VSTS workshop 2nd Ed

Exactly three months ago, Ana and I did the last VSTS two-day workshop. It was high time to repeat it. In the meantime, many important things happened - TFS released, a new Team Edition for DB Pros announced…
Therefore, we did it again– yesterday and today, with 18 people attending the sessions we even did a half an hour session on Team Edition for DB Developers using currently available information.

Designer and the source control
In the evaluation sheets at the end of the workshop, someone left an interesting question, asking whether there designer tools exist that integrate with the source control of the TFS. Had the person asked the question during the session, I would have answered that my understanding is that Expression Interactive Designer will support checking the files in and out, but apart from one sentence in one .ppt from the last year’s PDC I wouldn’t have much evidence to corroborate the statement. Do you have any?

Questions
What are the topics people were most interested in and wanted more coverage of:
  • custom check in policies (samples),

  • extensibility in general,

  • in depth source control usage strategies discussions (how to organize and how to work with the code),

  • custom events in general (we demoed a custom WorkItemChanged event handler, which was nice but obviously not enough :-);),

  • one custom event handler people particularly asked for, was a notification that would be send to interested parties as soon as a change in a specific code branch is checked in, so that they know that the change exists and possibly needs to be merged (see the share/merge story below).  

Lack of sharing functionality in Hatteras
As soon as we stated that there is a Source Safe functionality that is not supported in VSTS’s SCM, namely sharing, a member of the audience screamed – “But we need sharing!
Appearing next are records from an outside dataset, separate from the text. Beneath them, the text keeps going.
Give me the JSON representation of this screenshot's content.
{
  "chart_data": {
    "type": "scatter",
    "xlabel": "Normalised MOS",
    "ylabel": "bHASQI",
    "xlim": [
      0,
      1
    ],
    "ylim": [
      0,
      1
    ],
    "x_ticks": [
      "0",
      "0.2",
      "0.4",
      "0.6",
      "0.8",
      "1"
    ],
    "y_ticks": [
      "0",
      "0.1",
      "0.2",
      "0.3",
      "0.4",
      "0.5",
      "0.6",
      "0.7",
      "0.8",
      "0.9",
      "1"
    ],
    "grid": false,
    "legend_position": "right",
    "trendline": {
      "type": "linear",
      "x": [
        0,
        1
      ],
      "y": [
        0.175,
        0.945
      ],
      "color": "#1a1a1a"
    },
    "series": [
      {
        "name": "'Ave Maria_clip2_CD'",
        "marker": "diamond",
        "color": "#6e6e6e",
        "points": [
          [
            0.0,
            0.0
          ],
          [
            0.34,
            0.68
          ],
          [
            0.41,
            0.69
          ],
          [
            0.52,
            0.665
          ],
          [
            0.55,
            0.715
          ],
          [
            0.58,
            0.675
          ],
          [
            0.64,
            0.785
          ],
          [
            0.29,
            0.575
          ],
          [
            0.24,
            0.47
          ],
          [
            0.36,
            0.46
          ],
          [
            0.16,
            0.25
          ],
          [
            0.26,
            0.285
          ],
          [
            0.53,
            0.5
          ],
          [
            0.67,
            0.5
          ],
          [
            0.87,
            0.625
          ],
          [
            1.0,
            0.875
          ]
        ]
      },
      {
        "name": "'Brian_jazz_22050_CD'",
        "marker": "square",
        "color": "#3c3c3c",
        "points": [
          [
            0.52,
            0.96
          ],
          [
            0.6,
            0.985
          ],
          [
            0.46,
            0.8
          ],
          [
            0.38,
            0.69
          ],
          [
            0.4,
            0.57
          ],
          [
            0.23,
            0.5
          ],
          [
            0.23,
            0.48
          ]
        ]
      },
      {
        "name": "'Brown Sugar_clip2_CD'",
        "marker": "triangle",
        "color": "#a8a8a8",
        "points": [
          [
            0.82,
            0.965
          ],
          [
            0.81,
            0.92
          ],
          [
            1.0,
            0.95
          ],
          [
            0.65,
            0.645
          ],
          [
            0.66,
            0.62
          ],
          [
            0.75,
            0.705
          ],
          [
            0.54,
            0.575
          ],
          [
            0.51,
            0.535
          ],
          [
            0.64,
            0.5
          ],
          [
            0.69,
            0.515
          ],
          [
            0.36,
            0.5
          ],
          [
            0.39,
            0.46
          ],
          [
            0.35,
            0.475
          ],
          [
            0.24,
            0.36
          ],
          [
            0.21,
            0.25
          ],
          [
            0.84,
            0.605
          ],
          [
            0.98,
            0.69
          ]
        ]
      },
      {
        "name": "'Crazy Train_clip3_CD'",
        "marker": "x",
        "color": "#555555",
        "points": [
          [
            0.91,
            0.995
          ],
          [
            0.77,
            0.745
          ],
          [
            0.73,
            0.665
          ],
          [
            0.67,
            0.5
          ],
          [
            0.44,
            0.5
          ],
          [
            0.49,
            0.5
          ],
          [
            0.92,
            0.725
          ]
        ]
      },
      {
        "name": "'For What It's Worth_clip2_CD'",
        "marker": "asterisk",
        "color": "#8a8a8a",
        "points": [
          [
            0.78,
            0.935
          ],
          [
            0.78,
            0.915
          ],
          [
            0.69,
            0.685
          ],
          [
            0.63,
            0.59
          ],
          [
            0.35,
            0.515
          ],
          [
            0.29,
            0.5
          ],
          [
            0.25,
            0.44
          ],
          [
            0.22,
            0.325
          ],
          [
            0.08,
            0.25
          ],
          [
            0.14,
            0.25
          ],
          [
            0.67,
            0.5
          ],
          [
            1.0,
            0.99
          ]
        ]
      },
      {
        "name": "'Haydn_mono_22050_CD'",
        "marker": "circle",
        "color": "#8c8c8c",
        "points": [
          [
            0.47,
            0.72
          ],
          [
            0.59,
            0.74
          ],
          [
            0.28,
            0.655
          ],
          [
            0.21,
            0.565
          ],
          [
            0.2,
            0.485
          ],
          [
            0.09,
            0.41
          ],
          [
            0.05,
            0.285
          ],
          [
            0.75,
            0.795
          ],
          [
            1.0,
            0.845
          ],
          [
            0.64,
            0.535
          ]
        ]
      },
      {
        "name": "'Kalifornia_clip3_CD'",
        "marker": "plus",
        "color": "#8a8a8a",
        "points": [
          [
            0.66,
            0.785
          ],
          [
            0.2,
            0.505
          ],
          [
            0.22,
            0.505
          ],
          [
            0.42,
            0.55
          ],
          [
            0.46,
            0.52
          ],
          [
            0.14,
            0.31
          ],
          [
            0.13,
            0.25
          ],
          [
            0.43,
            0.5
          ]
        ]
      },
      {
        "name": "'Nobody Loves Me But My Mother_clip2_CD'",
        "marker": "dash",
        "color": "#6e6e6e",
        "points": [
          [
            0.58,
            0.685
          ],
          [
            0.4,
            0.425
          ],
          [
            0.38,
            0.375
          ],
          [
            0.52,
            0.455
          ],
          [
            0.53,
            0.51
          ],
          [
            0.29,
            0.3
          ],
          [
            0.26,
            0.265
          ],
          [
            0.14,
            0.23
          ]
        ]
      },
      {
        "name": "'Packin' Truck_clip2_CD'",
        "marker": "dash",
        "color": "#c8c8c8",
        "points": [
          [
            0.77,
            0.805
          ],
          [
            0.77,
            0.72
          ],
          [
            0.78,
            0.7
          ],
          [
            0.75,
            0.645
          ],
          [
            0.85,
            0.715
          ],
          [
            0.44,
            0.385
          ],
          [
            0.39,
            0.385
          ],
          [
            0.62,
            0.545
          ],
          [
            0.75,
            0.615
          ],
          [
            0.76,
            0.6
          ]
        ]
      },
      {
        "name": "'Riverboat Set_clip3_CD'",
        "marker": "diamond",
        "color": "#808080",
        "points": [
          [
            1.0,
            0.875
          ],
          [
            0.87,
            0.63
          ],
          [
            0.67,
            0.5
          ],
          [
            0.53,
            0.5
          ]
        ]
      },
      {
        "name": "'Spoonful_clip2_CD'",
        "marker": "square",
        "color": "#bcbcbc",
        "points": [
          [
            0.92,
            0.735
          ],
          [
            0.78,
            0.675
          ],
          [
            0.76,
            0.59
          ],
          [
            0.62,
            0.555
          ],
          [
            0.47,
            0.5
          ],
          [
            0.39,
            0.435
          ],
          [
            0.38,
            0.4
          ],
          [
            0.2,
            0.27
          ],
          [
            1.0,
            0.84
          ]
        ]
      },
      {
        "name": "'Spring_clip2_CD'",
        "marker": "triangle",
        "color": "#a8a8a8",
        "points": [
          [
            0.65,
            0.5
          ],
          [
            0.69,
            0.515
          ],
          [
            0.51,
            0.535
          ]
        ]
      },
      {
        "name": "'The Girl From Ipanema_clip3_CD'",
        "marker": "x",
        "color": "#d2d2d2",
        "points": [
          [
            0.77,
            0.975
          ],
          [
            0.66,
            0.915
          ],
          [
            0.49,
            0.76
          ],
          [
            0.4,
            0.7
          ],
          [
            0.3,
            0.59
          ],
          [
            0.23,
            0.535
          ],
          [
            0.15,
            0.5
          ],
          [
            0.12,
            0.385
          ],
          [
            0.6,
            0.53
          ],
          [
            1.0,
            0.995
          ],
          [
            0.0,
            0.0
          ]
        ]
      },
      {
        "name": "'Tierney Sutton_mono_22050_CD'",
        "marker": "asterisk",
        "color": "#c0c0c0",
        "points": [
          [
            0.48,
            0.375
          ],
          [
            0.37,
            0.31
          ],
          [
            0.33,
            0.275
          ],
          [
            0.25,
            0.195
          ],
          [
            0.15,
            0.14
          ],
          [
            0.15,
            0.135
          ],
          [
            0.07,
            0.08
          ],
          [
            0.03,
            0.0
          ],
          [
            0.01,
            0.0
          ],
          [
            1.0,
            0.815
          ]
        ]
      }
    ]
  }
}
We can’t live without it!”
The arguments we gave, for VSTS not supporting Source Safe type sharing, were along the lines of this argumentation: in order to protect the consistency of the code it is much better to merge explicitly the changes from the common code on your own terms, than to get them automaticaly as soon as they are checked in. Surprisingly, this argumentation sufficed. :-)

WIT customization
As usual, we did a full demo of WIT customization, customizing the WIT’s xml definition directly. Only after doing everything by hand did we present the Process Template Editor by Joel Semeniuk. People certainly appreciated the ease of use of all UI way of editing the WITs using the editor. This editor is also a very useful learning tool for those that are just starting to play with WIT customization.

These two days were fun. The audience was very attentive and it was joy to present.